Optimal energy dispatch in microgrids with renewable energy sources and demand response

Summary Integration of renewable energy sources provides energy security, substantial cost savings, and reduction in greenhouse gas emissions, enabling nation to meet emission targets. Microgrid energy management (MGEM) is a challenging task for microgrid operator (MGO) for optimal energy utilization with penetration of renewable energy sources, energy storage devices, and demand response. In this paper, optimal energy dispatch strategy is established for grid‐connected and stand‐alone microgrids integrated with photovoltaic, wind turbine, fuel cell, microturbine, diesel generator, and battery storage system. Techno‐economic benefits are demonstrated for the hybrid power system considering uncertainty of load and generation. So far, MGEM problem has been addressed with the aim of minimizing operating cost only.
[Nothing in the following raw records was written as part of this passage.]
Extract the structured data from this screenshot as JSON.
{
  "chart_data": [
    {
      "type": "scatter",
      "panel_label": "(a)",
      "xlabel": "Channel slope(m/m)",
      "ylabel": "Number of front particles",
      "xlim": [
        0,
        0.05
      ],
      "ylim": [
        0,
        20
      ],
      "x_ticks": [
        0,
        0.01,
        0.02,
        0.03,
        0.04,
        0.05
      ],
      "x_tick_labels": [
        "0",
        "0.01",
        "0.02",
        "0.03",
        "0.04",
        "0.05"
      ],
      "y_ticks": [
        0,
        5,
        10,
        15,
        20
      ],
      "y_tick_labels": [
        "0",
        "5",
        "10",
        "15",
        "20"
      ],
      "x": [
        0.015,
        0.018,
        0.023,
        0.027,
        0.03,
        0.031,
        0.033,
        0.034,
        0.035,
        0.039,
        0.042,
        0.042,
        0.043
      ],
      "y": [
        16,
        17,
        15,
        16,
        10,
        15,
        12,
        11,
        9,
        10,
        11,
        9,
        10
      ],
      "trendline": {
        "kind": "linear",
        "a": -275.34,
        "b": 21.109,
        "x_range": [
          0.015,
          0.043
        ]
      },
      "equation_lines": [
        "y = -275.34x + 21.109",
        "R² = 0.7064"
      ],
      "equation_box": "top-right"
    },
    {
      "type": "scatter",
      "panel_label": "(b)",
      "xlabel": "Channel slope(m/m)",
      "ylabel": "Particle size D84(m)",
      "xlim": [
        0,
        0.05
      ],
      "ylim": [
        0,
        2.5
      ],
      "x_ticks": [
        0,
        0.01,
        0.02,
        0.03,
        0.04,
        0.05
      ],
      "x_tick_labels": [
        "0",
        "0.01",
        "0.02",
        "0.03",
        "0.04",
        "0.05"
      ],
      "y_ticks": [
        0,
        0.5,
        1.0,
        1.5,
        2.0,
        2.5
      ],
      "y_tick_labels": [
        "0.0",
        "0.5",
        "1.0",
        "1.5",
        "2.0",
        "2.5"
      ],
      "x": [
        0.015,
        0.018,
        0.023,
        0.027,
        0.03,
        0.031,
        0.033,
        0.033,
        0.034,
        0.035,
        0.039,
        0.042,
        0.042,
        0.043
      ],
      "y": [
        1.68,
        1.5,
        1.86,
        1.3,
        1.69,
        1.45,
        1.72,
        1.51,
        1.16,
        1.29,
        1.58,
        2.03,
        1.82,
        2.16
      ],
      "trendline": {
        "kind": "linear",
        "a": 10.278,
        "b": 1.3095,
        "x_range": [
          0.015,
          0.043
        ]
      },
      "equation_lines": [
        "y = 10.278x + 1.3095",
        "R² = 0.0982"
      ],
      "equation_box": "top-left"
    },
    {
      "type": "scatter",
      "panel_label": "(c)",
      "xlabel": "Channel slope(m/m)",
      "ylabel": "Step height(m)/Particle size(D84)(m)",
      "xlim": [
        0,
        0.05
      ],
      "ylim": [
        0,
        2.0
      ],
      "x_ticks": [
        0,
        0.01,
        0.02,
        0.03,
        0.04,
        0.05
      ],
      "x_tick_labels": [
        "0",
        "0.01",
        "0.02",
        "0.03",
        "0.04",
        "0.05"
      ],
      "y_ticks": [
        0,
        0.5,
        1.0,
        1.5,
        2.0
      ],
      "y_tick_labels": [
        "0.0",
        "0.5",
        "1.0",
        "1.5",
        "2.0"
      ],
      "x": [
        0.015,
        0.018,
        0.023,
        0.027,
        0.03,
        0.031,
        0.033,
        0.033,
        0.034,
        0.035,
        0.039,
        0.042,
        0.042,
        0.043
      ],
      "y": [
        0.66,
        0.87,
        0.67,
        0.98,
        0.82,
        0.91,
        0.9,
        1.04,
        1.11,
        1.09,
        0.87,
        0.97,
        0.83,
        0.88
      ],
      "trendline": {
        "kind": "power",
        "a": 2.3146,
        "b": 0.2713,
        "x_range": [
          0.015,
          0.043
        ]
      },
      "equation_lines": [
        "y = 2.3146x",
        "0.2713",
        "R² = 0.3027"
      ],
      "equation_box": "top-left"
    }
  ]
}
However, the issues of power losses and emission‐related objectives need to be addressed for effective MGEM. In this paper, MGEM is formulated as mixed‐integer linear programming, and a new multi‐objective solution is proposed for MGEM. Demand response is also included in the optimization problem to demonstrate its impact on optimal energy dispatch and techno‐commercial benefits. Simulation results are obtained for the optimal capacity of each component, charging/discharging scheduling, state of charge, power import from main grid, net present cost, cost of energy, initial cost, operational cost, fuel cost, and cost of emissions taking care of seasonal load variation throughout the year. The results show that CO2 emission in stand‐alone microgrid is reduced by 41.74% compared with traditional system with diesel generator. Simulation results obtained with the proposed method has been compared with various evolutionary algorithms to verify its effectiveness.